On his second day of Winter Haven, Jim had gone into a local bar for the evening. There he spotted Cecil Fielder and immediately slotted himself into the empty seat next to the Detroit slugger. The two began to talk, and by Jim’s account, the conversation went on for hours. Eventually he asked Fielder to sign a baseball, which turned out to be the contents of the napkin-wrapped package. I remember asking how he had known to bring a baseball to the bar in the first place, to which I was told he hadn’t. Jim said he had to keep asking patrons if anyone had a ball, and eventually one was supplied in exchange for putting a drink on his tab.
Did Cecil Fielder really sign a random baseball brought to a bar in 1992? I don’t know. Jim liked to talk and could easily spin a story out of nothing. He did, however, have a signed baseball in his hand. He also was an expert at holding conversation partners hostage, something that I envision happening if he spent hours with Fielder.
Watching Home Runs
Fielder was a huge deal in the early 1990s. He led off the decade by hitting 51 home runs in a season, a feat that had become something of a once in a decade occurrence by that point. After Roger Maris’ 61-HR season in 1961, only Wilie Mays (1965) and George Foster (1977) had managed to put a 5-handle on any HR total. People would stop to watch Fielder bat in game situations or even practice. He was essentially Mark McGwire/Sammy Sosa before those guys blew up in the late-90s.
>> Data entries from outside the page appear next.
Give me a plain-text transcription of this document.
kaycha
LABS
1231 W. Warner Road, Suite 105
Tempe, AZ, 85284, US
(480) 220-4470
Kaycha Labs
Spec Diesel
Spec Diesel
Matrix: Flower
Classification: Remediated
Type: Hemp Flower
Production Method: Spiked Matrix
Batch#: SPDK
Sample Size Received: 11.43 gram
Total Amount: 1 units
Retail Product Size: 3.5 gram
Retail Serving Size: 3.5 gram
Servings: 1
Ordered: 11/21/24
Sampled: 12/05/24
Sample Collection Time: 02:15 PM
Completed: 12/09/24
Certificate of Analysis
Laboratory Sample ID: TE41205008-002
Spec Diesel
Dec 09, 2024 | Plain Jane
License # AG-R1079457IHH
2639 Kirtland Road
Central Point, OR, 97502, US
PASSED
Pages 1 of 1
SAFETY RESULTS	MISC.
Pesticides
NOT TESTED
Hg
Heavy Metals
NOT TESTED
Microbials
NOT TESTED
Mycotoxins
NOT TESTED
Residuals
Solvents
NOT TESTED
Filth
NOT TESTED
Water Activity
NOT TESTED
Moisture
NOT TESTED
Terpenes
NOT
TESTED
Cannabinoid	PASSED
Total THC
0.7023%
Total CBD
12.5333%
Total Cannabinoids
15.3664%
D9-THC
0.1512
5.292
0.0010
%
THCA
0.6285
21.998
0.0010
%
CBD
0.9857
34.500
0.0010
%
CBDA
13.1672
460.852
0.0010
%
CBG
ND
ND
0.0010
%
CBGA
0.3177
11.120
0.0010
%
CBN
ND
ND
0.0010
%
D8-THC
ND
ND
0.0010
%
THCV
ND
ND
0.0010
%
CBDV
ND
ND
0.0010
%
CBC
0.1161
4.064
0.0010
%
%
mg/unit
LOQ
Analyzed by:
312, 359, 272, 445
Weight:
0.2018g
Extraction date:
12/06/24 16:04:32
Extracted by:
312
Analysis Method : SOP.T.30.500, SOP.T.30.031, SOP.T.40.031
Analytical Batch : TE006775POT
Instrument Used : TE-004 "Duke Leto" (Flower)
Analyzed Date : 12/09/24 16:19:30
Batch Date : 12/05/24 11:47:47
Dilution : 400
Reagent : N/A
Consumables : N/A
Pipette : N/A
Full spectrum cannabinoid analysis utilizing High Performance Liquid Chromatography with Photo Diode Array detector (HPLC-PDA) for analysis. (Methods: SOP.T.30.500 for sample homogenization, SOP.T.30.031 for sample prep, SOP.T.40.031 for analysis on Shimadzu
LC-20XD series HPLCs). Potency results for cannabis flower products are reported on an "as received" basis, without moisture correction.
There are guys who lots of home runs that barely clear low fences, and then there is the guy who launches baseballs over the roof of Tiger Stadium. The left field seats are a particularly difficult obstacle to clear, something that Fielder did with a mammoth shot in 1991. During the historic park’s history, only Harmon Killebrew, Frank Howard, and (later) Mark McGwire did the same. Fielder made it look easy.
The Refractor
The addition of this Cecil Fielder card to my ’93 Finest set building project completes the run of Detroit Tigers featured in the checklist. Fielder is the key card among Detroit’s representatives, both back in 1993 and today. Yes, Alan Trammell is in the Hall of Fame. Yes, Lou Whitaker will one day join him in Cooperstown. And yes, the other Tigers (Tony Phillips, Travis Fryman, and Mickey Tettleton) have much higher career WAR totals. The Fielder card is still the most in demand of his teammates because of his highlight reels and peaking popularity right when this set was released.
There was a time when most of the Detroit cards were considered hard to find. This corresponded with one or more collectors gathering as many of the team’s players as possible in the late 1990s. This hoarding has since subsided and the cards are once again roughly as plentiful as the rest of the checklist.